The website Zombie Hamster ran an exclusive "first look" review of the film on January 27, 2014, in which it was described as "De Sade for the digital age." The film was given a score of 85% and the overall reception was positive and enthusiastic.

Preston Carnell of Film Bizarro, after attending a screening of five the film's segments, gave a negative critique of the anthology, writing, "What was shown was far from impressive. What was shown was bland and dull, to be honest. Only Uwe Boll's and Nacho Vigalondo's contributions were interesting but even they were simplistic and lacked any sort of impact. They weren't a punch to the gut like they could have been."

Reviewing the workprint version in 2016, Severed Cinema gave the film a generally favorable review, stating, "It is far from perfect, it’s rough around the edges, it’s not as cohesive as the producers seemed to grasp for, but for the most part it’s a well-rounded compilation." Reviewing the final version six years later, Severed Cinema upped their assessment of the film, declaring, "It’s what unflinching horror cinema is all about.
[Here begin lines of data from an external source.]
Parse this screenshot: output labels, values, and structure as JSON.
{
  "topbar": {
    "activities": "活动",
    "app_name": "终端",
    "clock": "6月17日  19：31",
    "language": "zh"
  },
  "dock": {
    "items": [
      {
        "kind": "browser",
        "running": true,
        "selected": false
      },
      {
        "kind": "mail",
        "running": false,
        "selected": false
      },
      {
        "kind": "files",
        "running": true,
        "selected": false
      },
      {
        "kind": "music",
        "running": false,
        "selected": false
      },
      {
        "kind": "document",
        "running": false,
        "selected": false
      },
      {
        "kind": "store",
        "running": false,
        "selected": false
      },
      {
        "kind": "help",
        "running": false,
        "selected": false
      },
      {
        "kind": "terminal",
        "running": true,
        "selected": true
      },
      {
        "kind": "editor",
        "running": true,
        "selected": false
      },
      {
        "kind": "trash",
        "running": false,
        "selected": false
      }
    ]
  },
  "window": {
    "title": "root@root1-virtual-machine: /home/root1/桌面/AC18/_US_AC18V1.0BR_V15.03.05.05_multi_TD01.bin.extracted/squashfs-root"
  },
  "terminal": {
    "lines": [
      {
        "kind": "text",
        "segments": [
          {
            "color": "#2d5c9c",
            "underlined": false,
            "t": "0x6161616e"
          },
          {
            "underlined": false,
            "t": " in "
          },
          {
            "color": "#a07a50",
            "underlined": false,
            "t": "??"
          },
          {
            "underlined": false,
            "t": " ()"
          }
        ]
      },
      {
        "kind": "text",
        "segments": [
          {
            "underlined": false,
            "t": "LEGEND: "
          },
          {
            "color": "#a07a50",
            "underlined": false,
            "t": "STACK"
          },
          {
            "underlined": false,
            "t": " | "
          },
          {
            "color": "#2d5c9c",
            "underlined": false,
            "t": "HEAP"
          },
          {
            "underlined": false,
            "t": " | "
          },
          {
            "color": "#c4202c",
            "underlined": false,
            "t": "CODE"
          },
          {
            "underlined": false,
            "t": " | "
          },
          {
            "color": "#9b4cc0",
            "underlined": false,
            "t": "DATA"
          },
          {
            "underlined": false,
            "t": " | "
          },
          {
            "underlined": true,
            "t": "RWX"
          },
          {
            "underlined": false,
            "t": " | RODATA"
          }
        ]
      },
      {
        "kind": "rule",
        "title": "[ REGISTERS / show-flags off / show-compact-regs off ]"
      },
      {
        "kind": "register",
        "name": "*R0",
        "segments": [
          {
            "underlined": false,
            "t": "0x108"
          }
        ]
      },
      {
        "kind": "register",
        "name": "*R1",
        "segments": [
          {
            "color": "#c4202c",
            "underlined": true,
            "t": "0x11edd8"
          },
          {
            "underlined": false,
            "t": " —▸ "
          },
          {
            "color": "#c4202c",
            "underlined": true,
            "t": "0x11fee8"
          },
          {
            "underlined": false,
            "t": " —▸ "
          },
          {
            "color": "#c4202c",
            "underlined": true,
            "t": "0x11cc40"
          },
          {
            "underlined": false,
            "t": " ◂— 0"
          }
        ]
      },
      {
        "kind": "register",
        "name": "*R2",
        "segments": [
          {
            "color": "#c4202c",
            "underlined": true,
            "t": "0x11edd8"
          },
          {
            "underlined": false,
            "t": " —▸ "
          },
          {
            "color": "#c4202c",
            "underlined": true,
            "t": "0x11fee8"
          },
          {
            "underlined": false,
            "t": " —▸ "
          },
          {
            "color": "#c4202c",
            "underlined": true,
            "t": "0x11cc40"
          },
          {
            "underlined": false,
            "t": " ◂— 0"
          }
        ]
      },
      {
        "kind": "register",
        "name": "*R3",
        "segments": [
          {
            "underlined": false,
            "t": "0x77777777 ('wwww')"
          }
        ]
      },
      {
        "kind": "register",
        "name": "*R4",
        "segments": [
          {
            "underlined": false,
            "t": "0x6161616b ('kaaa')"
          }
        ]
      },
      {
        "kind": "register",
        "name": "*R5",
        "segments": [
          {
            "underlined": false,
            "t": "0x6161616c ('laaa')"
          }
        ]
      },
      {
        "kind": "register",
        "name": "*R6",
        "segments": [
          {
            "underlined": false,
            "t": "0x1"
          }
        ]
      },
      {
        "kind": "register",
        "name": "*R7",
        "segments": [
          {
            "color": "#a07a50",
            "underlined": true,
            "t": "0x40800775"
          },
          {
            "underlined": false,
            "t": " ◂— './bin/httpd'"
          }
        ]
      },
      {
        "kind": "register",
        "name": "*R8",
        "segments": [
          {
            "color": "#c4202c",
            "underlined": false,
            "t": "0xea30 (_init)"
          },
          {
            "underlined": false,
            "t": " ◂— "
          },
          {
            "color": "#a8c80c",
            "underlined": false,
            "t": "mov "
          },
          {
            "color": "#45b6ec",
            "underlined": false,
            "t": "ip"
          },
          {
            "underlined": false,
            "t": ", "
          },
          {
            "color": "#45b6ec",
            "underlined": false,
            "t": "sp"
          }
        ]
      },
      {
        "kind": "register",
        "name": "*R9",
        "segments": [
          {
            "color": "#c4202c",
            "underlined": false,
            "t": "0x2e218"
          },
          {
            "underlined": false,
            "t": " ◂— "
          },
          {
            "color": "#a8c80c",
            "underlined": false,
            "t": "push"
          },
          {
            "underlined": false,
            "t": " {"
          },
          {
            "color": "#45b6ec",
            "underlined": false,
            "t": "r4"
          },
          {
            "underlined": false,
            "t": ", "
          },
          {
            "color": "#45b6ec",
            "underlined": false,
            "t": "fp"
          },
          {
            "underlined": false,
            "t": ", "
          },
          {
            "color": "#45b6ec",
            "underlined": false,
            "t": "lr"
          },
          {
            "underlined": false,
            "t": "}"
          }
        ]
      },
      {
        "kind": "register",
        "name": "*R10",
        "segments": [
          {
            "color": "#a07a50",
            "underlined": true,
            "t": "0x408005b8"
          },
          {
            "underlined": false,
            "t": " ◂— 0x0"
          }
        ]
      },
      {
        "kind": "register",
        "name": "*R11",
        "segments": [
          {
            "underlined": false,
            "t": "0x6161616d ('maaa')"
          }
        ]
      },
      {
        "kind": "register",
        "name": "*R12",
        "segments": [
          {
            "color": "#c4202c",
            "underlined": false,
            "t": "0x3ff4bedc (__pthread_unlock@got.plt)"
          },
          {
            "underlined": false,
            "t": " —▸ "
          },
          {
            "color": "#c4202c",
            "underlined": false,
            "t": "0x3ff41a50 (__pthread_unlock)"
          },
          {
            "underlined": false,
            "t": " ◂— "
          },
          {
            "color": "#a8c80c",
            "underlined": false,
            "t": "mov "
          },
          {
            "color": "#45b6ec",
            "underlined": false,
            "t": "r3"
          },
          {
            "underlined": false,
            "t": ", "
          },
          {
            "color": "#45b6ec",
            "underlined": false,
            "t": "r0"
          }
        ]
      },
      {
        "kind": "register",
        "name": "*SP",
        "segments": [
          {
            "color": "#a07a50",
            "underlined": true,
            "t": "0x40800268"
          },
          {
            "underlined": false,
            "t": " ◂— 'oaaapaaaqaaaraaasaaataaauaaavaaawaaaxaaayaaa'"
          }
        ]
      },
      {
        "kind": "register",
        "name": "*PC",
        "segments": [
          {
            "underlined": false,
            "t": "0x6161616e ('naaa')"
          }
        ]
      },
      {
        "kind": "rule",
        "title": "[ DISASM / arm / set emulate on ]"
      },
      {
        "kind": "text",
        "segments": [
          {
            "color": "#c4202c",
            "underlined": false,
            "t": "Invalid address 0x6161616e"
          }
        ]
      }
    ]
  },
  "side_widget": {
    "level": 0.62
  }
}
That proclamation aside, go into this one without the ten years of pent-up jaded hype that you may have amassed. Go in to this one as if this is a new movie because it (more or less) is. The work Unearthed Films have done here in finally presenting this to the annals of horror history is truly commendable."

==Release==
On October 31, 2019, it was officially announced that Unearthed Films would be releasing the film in 2020. The finished version supervised by Unearthed Films had its premiere at the Buffalo Dreams Fantastic Film Festival on August 21, 2022. The company released the film on disc on September 24, 2024.